Use the following command to run benchmarks:
make benchmarks
I got the following results on my laptop:
- CPU Intel i7-1260P
- RAM 32GB
- OS Xubuntu 22.04.2, Linux core 5.15.0-72-generic
- Python 3.10.6
----------------------------------------------------- benchmark: 9 tests -----------------------------------------------------
Name (time in us) Min Max Mean StdDev OPS (Kops/s)
------------------------------------------------------------------------------------------------------------------------------
test_validx_cy 1.8540 (1.0) 6.6900 (1.0) 2.0220 (1.0) 0.1247 (1.0) 494.5673 (1.0)
test_validx_py 3.5870 (1.93) 11.1630 (1.67) 4.0128 (1.98) 0.2350 (1.88) 249.2040 (0.50)
test_colander 5.9800 (3.23) 19.6410 (2.94) 6.6070 (3.27) 0.3332 (2.67) 151.3540 (0.31)
test_voluptuous 7.0590 (3.81) 18.3420 (2.74) 7.6800 (3.80) 0.3089 (2.48) 130.2080 (0.26)
test_pydantic 8.7520 (4.72) 23.0670 (3.45) 10.5461 (5.22) 0.5650 (4.53) 94.8216 (0.19)
test_marshmallow 26.5630 (14.33) 47.8270 (7.15) 28.7742 (14.23) 0.9160 (7.34) 34.7533 (0.07)
test_jsonschema 44.2580 (23.87) 62.9430 (9.41) 47.4968 (23.49) 1.3421 (10.76) 21.0540 (0.04)
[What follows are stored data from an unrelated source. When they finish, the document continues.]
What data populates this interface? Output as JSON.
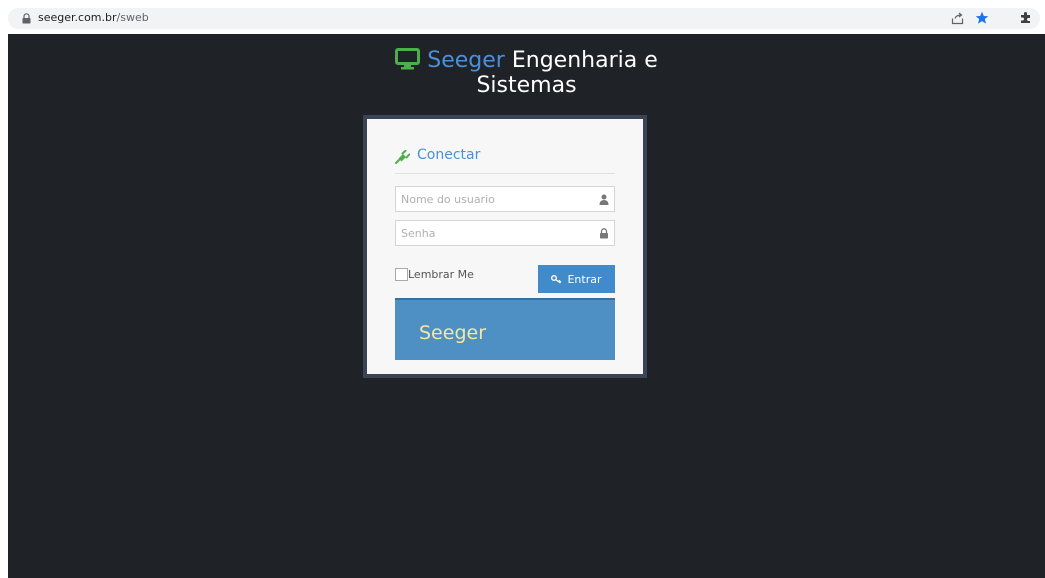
{
  "browser": {
    "url_host": "seeger.com.br",
    "url_path": "/sweb",
    "icons": [
      "lock-icon",
      "share-icon",
      "star-icon",
      "extensions-icon"
    ],
    "star_color": "#1a73e8"
  },
  "brand": {
    "name_blue": "Seeger",
    "name_rest": " Engenharia e",
    "line2": "Sistemas",
    "icon": "monitor-icon",
    "icon_color": "#4cae4c",
    "accent_color": "#4a90d9"
  },
  "login": {
    "legend": "Conectar",
    "legend_icon": "plug-icon",
    "username_placeholder": "Nome do usuario",
    "password_placeholder": "Senha",
    "username_value": "",
    "password_value": "",
    "remember_label": "Lembrar Me",
    "remember_checked": false,
    "submit_label": "Entrar",
    "submit_icon": "key-icon",
    "button_color": "#428bca",
    "banner_text": "Seeger",
    "banner_color": "#4f90c4",
    "banner_text_color": "#f5e79e"
  },
  "page": {
    "background_color": "#1f2226",
    "frame_color": "#3a4454"
  }
}
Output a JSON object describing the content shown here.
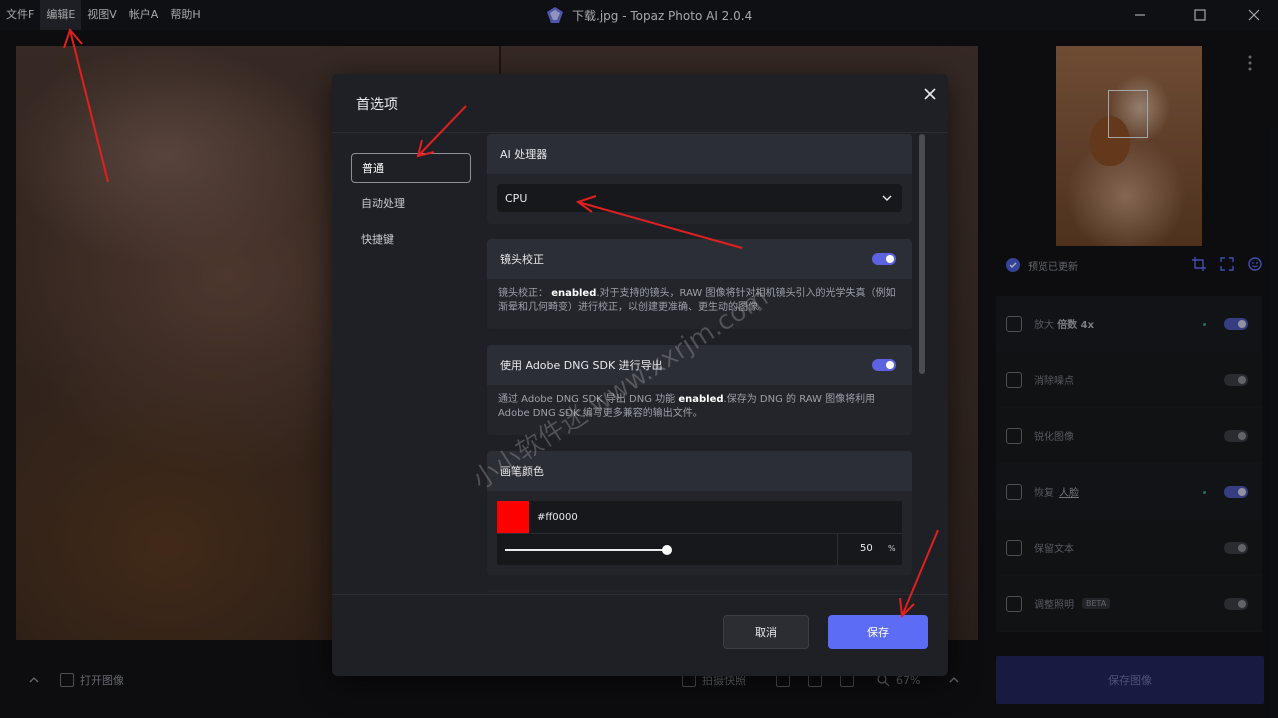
{
  "menu": {
    "items": [
      {
        "label": "文件F"
      },
      {
        "label": "编辑E"
      },
      {
        "label": "视图V"
      },
      {
        "label": "帐户A"
      },
      {
        "label": "帮助H"
      }
    ]
  },
  "window": {
    "title": "下载.jpg - Topaz Photo AI 2.0.4"
  },
  "bottom_bar": {
    "open_image": "打开图像",
    "snapshot": "拍摄快照",
    "zoom": "67%"
  },
  "right_panel": {
    "preview_status": "预览已更新",
    "tools": [
      {
        "label": "放大",
        "value": "倍数 4x",
        "enabled": true
      },
      {
        "label": "消除噪点",
        "enabled": false
      },
      {
        "label": "锐化图像",
        "enabled": false
      },
      {
        "label": "恢复",
        "sub": "人脸",
        "enabled": true
      },
      {
        "label": "保留文本",
        "enabled": false
      },
      {
        "label": "调整照明",
        "badge": "BETA",
        "enabled": false
      }
    ],
    "save_image": "保存图像"
  },
  "dialog": {
    "title": "首选项",
    "nav": [
      {
        "label": "普通"
      },
      {
        "label": "自动处理"
      },
      {
        "label": "快捷键"
      }
    ],
    "ai_processor": {
      "heading": "AI 处理器",
      "selected": "CPU"
    },
    "lens_correction": {
      "heading": "镜头校正",
      "enabled": true,
      "desc_prefix": "镜头校正：",
      "desc_state": "enabled",
      "desc_rest": ".对于支持的镜头，RAW 图像将针对相机镜头引入的光学失真（例如渐晕和几何畸变）进行校正，以创建更准确、更生动的图像。"
    },
    "dng_sdk": {
      "heading": "使用 Adobe DNG SDK 进行导出",
      "enabled": true,
      "desc_prefix": "通过 Adobe DNG SDK 导出 DNG 功能 ",
      "desc_state": "enabled",
      "desc_rest": ".保存为 DNG 的 RAW 图像将利用 Adobe DNG SDK 编写更多兼容的输出文件。"
    },
    "brush_color": {
      "heading": "画笔颜色",
      "hex": "#ff0000",
      "swatch": "#ff0000",
      "opacity": "50",
      "unit": "%",
      "opacity_fraction": 0.5
    },
    "cancel": "取消",
    "save": "保存"
  },
  "watermark": {
    "text": "小小软件迷 www.xxrjm.com"
  },
  "colors": {
    "accent": "#5c6cf5",
    "annotation": "#e02020"
  }
}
test_schema 61.0670 (32.94) 82.3220 (12.31) 65.3104 (32.30) 1.5263 (12.24) 15.3115 (0.03)
test_cerberus 250.4110 (135.07) 6,304.0850 (942.31) 295.1710 (145.98) 207.4218 (>1000.0) 3.3879 (0.01)
------------------------------------------------------------------------------------------------------------------------------
Why you should care about performance¶
Note
I got tired to update the numbers in this section on each release. So I decided to give up. Let it be as it is. The numbers here are outdated and not based on the benchmark above anymore. But it doesn’t change the main point — performance is important.
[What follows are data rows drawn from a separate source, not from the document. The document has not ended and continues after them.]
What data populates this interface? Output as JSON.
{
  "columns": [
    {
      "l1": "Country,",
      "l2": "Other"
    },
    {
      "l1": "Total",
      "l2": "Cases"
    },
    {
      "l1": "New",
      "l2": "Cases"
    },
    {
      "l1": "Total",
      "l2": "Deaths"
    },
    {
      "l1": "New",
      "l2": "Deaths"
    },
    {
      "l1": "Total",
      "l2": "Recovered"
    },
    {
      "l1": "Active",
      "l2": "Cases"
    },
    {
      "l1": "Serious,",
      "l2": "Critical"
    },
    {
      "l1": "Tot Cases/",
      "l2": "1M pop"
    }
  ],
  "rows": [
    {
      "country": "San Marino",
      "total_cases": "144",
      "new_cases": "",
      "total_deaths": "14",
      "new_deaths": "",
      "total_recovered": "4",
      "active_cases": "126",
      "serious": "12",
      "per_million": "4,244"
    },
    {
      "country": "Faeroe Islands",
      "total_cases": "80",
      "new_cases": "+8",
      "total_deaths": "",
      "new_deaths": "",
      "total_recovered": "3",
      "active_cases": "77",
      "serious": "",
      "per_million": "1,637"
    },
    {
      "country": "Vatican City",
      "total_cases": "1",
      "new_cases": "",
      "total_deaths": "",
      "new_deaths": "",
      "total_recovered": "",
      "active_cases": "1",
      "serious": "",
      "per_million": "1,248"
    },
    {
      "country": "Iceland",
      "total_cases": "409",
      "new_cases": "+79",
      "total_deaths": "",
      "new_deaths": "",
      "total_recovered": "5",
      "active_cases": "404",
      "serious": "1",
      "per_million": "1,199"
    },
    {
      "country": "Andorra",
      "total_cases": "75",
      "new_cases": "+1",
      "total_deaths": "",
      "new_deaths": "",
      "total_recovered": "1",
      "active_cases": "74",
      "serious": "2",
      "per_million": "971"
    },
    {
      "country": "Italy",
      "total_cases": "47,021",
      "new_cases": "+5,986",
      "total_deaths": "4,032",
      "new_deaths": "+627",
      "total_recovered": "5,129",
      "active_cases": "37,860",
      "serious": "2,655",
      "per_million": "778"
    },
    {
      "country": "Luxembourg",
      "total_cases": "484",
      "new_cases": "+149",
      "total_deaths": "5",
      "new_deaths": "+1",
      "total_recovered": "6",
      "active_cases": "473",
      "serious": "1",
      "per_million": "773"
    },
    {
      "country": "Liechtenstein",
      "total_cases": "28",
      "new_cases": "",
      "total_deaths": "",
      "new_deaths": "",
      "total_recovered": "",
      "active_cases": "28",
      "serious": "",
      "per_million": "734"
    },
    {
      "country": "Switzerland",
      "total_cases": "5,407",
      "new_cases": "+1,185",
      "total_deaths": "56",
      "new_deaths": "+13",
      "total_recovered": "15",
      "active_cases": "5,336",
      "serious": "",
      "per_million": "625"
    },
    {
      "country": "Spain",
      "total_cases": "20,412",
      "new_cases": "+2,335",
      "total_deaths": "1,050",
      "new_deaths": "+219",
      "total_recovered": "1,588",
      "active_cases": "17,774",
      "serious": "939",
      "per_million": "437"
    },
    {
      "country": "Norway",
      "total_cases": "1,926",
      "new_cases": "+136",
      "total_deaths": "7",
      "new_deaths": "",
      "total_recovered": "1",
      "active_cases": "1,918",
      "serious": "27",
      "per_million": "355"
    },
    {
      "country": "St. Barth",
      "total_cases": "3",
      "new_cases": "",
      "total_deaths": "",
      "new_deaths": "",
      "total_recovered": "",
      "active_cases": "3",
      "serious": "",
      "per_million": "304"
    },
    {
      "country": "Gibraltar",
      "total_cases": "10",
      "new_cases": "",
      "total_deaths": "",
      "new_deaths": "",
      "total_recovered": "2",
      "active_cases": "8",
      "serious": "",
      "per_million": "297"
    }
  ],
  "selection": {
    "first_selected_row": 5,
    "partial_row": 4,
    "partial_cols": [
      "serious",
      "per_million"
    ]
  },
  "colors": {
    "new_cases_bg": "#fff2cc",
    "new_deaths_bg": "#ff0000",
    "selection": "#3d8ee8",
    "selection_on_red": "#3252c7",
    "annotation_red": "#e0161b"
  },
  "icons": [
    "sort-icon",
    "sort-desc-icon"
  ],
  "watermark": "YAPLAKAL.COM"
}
I have been asked by my colleagues: “Why should we care about performance? Data validation is not a bottleneck usually.” And it is correct. But let’s look on it from other side.
Let’s say you have a web application that uses Cerberus for data validation, because Cerberus is the number one in 7 Best Python Libraries for Validating Data. How much will you earn replacing Cerberus by ValidX?
According to the benchmark above Cerberus spends 808 μs for each request, while ValidX only 2 μs. So that you will save 806 μs for each request. How much is it?
If you have a small webserver that takes about 200 requests per second (I took the number from this discussion on Stack Overflow), you will save:
806 μs × 200 × 60 × 60 × 24 = 13927.68 s/day
13927.68 ÷ 60 ÷ 60 = 3.8688 h/day
Yes,
you will save almost 4 hours of server time daily,
or almost 5 days monthly!
It is about $5 monthly for each general purpose t3.medium
instance on AWS,
which costs $0.0416 per hour.
And now it is time to look at your logs, calculate number of requests you got in the last month, and compare it with a bill from your hosting provider.